2. Die zweite Bindungsmöglichkeit ergibt sich durch gemeinsame Nutzung eines Elektronenpaares, man nennt diese Form der Bindung Atombindung. Das Elektronenpaar kreist z. B. beim Chlormolekül (Cl2) nicht um einen Kern, sondern beschreibt eine Acht um beide Atomkerne. Nun können Ereignisse eintreten, bei denen die vorliegenden Verbindungen wieder gespalten werden. Bei Trennung einer Ionenbindung erhält man ein positiv und ein negativ geladenes Ion. Ionen haben - vergleichsweise - kein allzu großes Bestreben, eine neue Bindung einzugehen. Wird hingegen das Chlormolekül gespalten, dann nehmen dessen Atome ihr einzelnes Elektron wieder an sich. Das jetzt vorliegende Atom ist wegen der Elektronenlücke in seiner äußersten Elektronenschale sehr reaktionsfreudig: es wird zum Freien Radikal und benimmt sich wie ein Räuber. Es holt sich von dem nächstbesten Atom oder Molekül ein Elektron. Dabei ist es diesem Radikal völlig egal, ob es sich dabei um ein Protein oder eine Fettsäure handelt und ob die Reaktion irgendeinen biologischen Sinn hat. Das „bestohlene“ Atom bzw. Molekül wird dadurch selbst zu einem Freien Radikal und geht seinerseits auf Jagd nach einem Elektron. So entsteht eine Kettenreaktion und jedes betroffene Teilchen wird dadurch zum chemischen „Krüppel“. Es wird ohne jeglichen Sinn in seiner Struktur geändert und ist damit in aller regel für seine eigentliche Aufgabe unbrauchbar geworden.

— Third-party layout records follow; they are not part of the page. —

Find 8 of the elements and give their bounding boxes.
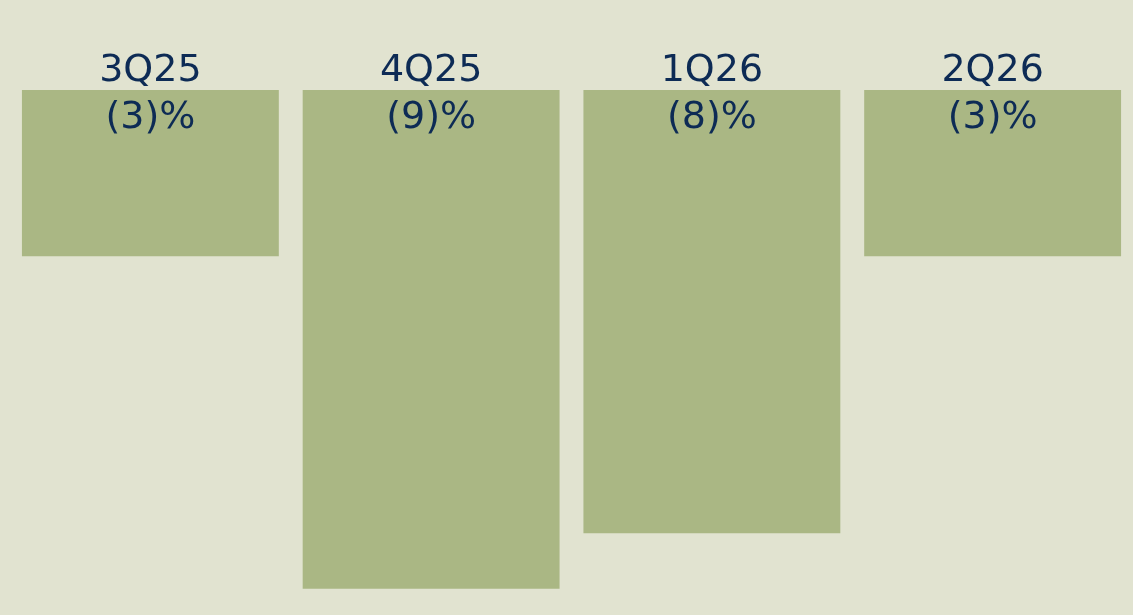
data-label: (3)% <box>947 93 1038 137</box>
data-label: (9)% <box>386 93 477 137</box>
x-tick-label: 1Q26 <box>660 46 764 91</box>
data-label: (3)% <box>105 93 196 137</box>
x-tick-label: 4Q25 <box>379 46 483 91</box>
x-tick-label: 3Q25 <box>99 46 202 91</box>
x-tick-label: 2Q26 <box>941 46 1044 91</box>
data-label: (8)% <box>666 93 757 137</box>
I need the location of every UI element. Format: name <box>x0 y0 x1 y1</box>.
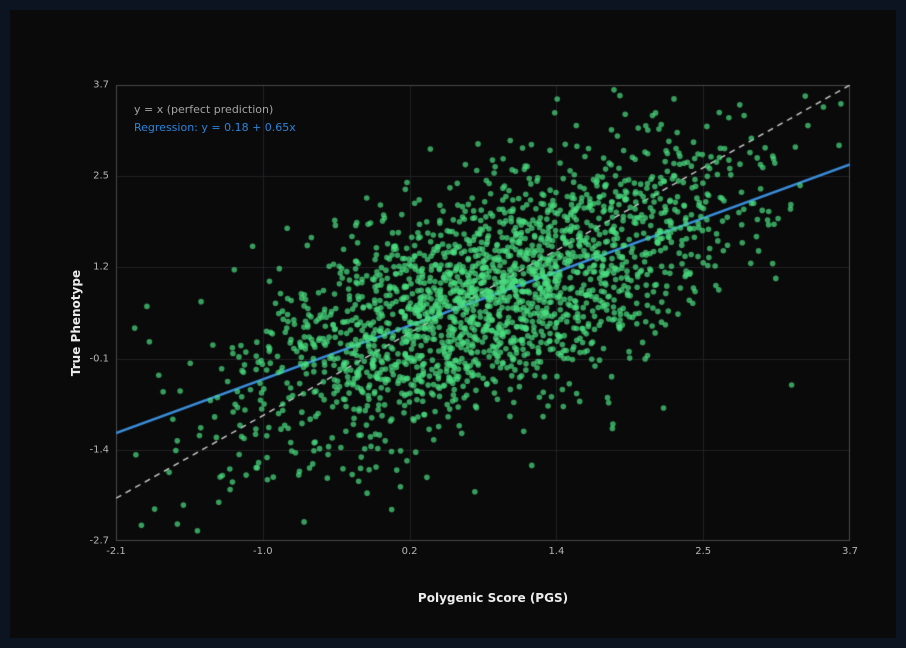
scatter-plot-canvas <box>10 10 896 638</box>
chart-figure: y = x (perfect prediction) Regression: y… <box>10 10 896 638</box>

Die Freien Radikale sind so etwas wie die Raubritter im Staat der Moleküle und verursachen bei ihrer Elektronensuche viel Unruhe. Man kann sie - im weitesten Sinne - als Schadstoffe ansehen, die mit ihren blinden Attacken geordnete großmolekulare Strukturen wie Eiweiße, Fette und Nukleinsäuren zerstören. Raffinierterweise nutzt unser Abwehrsystem die gleichen Radikale, um die ebenso empfindlichen Strukturen der Bakterien und Viren zu zerstören. Demzufolge können Freie Radikale Krankheiten bekämpfen aber ebenso auslösen. Ob ihr Nutzen oder ihr Schaden überwiegt, ist von Fall zu Fall unterschiedlich.